哀れなるものたち(2023年製作の映画)
4.0
ヨルゴス・ランティモスに時代が追いついてきたんだな。
少し控えめ表現ではあるけどヨルゴス・ランティモス自体は何も変わってないわけで、普通にこれがfilmarksで★4.1を取れるようになった世の中ありがとう。


全体的にコラージュをみているようだった。相反する要素を繋ぎ合わせることで引き出される魅力。新しい見たことも聞いたこともない何か。豚鶏とかは分かりやすくそれを表現していたけど母と娘を一つにするというコラージュは斬新だった。鶏が先か、卵が先か。
あと、ベラもまた妊娠しててそのまま手術されるとかいうループかと思ったけど、それは考えすぎだった。

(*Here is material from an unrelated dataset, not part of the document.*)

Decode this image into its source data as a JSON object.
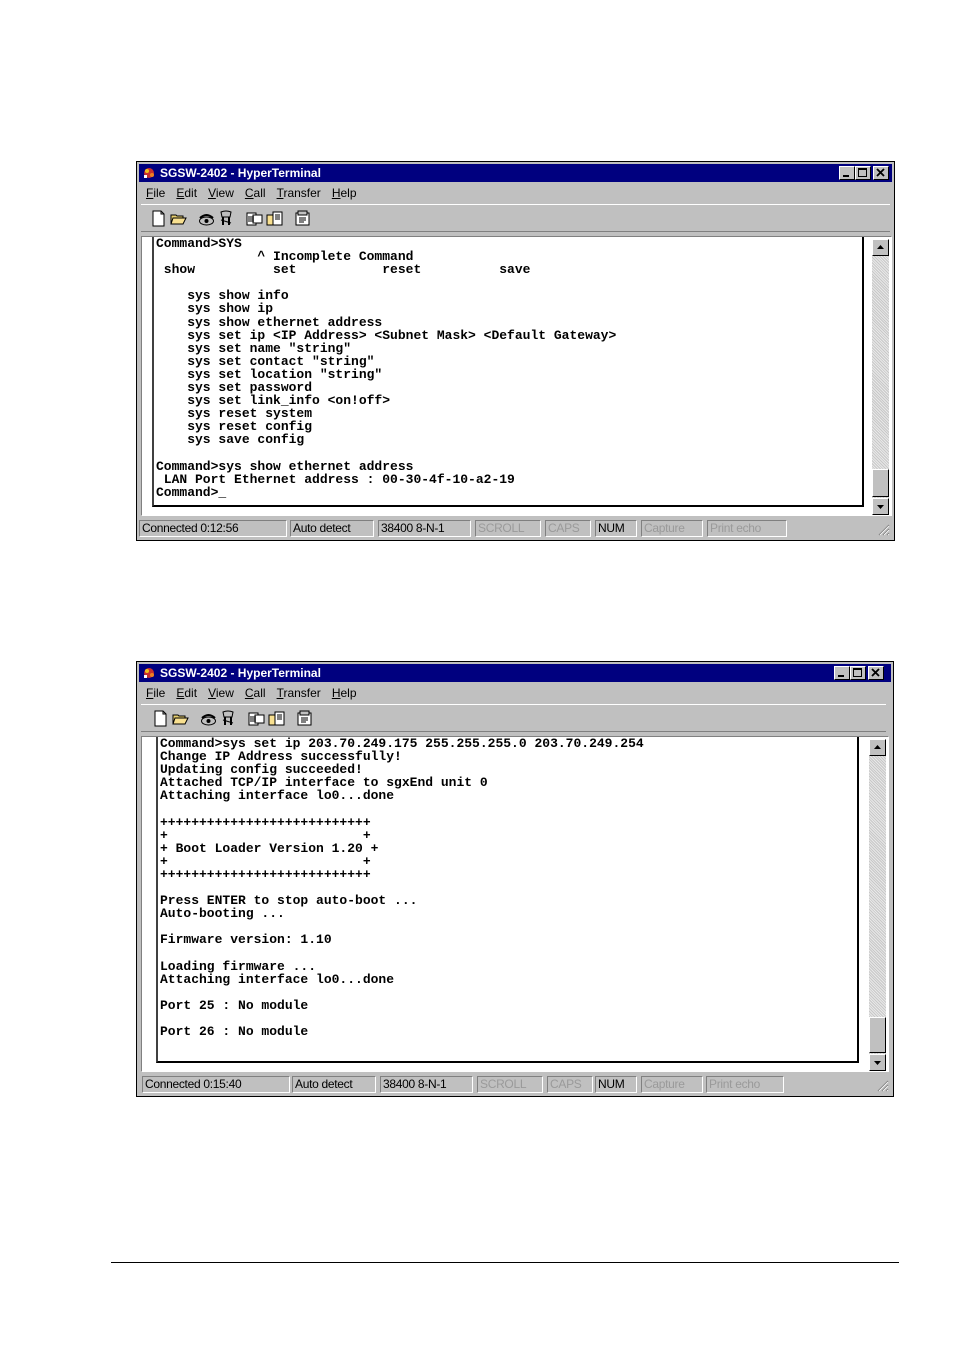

壮大なテーマとして、女性の社会的立場の向上とかもあったのかな。
父、夫、婚約者、愛人など圧倒的男性性に抑られ、その人の元でしか生きていけなかった女性たちが教養をつけ、自立していく。最後のいきすぎた女性優位な家族図は男性的視点から表現した男女平等への不安らしさもあった。
夫をヤギにしてはいけません。


人間は結局獣だってセリフと、ベラの成長スピードが動物並みなのも皮肉なのかな


サントラのお洒落すぎるLPを買うか迷う。
衣装がいちいちお洒落すぎる


でも少し、ランティモス的な"余韻のあるオチ"みたいな終わり方に期待しすぎてふわっとエンドロールに突入感がある。